As far as quirky Idaho movies go, though, I prefer My Own Private Idaho.
SavetheInternet.com, the group fighting the telecoms' efforts to control internet content, featured my "Web of Deception" cartoon on their blog yesterday. Note to the astroturfers at "Hands off the internet" -- this is what an actual grassroots cartoon looks like.
I didn't have room to go into much detail about the Supreme Court decision mentioned in the cartoon, but the gist of it was that they rejected Vermont's campaign spending law which limited how much a candidate could contribute to his or her own campaign, citing the precedent of Buckley v. Valeo, which conflates money with free speech.
Such dreadful legal precedents are the subject of a book I read a couple years ago called Gangs of America, by Ted Nace. It's a very evenhanded, meticulously-researched history of corporate power in the United States. On the 1976 "money = speech" ruling, Nace writes:
In essence, the Court ruled that since spending money is often necessary to communicate a message to a large audience, restrictions on political spending or donations must satisfy the same difficult standard that speech must satisfy in order to be considered constitutional.I will let my cartoon speak to the absurdity of that argument. The only way out of our current crisis is 100% public financing of elections, which seems about as likely as me orbiting Pluto in a tutu tonight. (I'll let you know if that happens.)
Beyond the Supreme Court ruling, I think the strip wound up being a nice metaphor for how many aspects of life actually work in this country, including health care, as one reader suggested.
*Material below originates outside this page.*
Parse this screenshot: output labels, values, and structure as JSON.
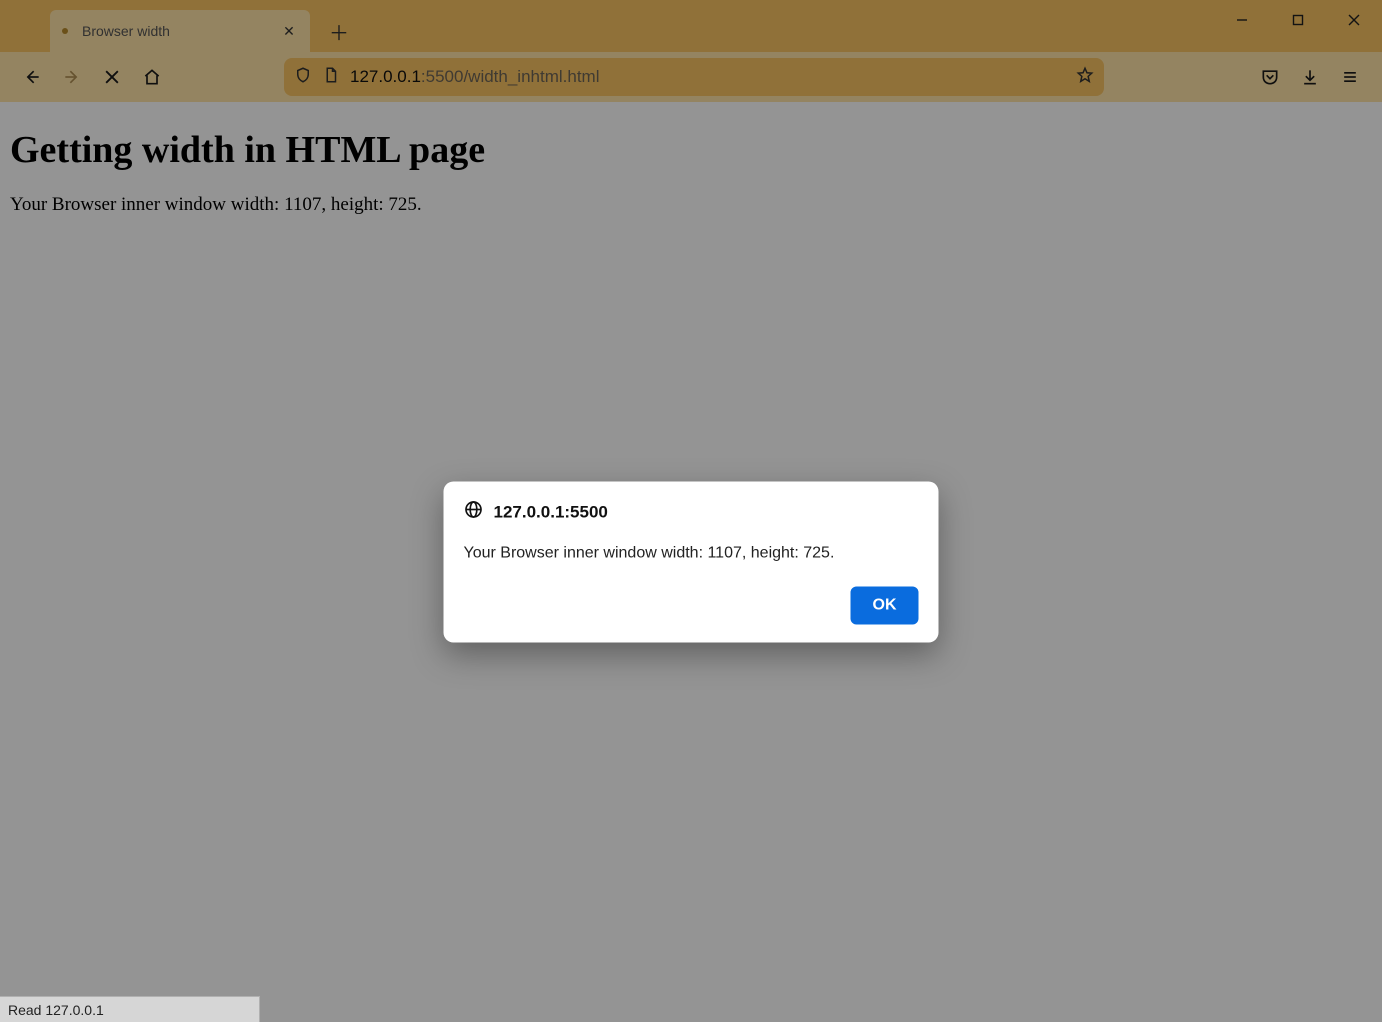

And yes, the cartoon is a not-so-oblique reference to the old Constitutional clause stating slaves counted as 3/5 person. Bear in mind this did not give them voting rights, but allowed them to be counted for the purposes of electoral college representation, so the South had more political clout to keep slavery legal. It's an irony worthy of today's standards!
Saturday, July 08, 2006
I am deeply tired of seeing Johnny Depp dressed up like a pirate. That's all I have to say.
Wednesday, July 05, 2006
In an article about natural hot dogs, the NY Times reproduces the "PC food" meme I criticized last year in this cartoon:
In a country increasingly enamored of specialty sausages and natural beef, hot dog sales have slumped. But a new dog might save the day, one that is better for the environment and the animals, healthier for the body and, perhaps most important, doesn't taste like some kind of jailhouse punishment lunch.It seems like a harmless joke, but it really does reinforce the right-wing narrative that caring about the environment and our health is some sort of repressive adherence to a snooty set of beliefs. Look, being opposed to poisoning humanity is NOT a form of elitism. It is basic morality. For goodness sakes, we're living under the Church Lady administration! If anyone is "politically correct" it is these people.
I hear progressives throw around the term "PC" all the time. Each time we do, we re-create the Republicans' version of reality. Also, the joke is really getting old.
Monday, July 03, 2006
The germ behind this cartoon was the allmusic guide biography of Ladytron, which I consulted after picking up a used copy of Light and Magic on my trip to Seattle. The review quoted some critic as saying the band sounded like "...a teasing glimpse of how Britney Spears might have sounded, had she been born in the GDR and a heroin addict." So initially I was going to do a cartoon satirizing the cliches of rock criticism, but decided to fold it into the larger context of a Hyperbole Convention.
Further trivia: I considered naming the band mentioned in the second panel "Suckbucket" before deciding on "Flank Steak." In researching the word "suckbucket" to see if a band already had that name, I came across an actual product called the Suckbucket, which appears to be a trash can with some sort of vacuum apparatus that holds garbage bags against the sides of the can. Soon you'll be wondering how you ever lived without one.
I'm experimenting with a new logo design; feel free to let me know what you think.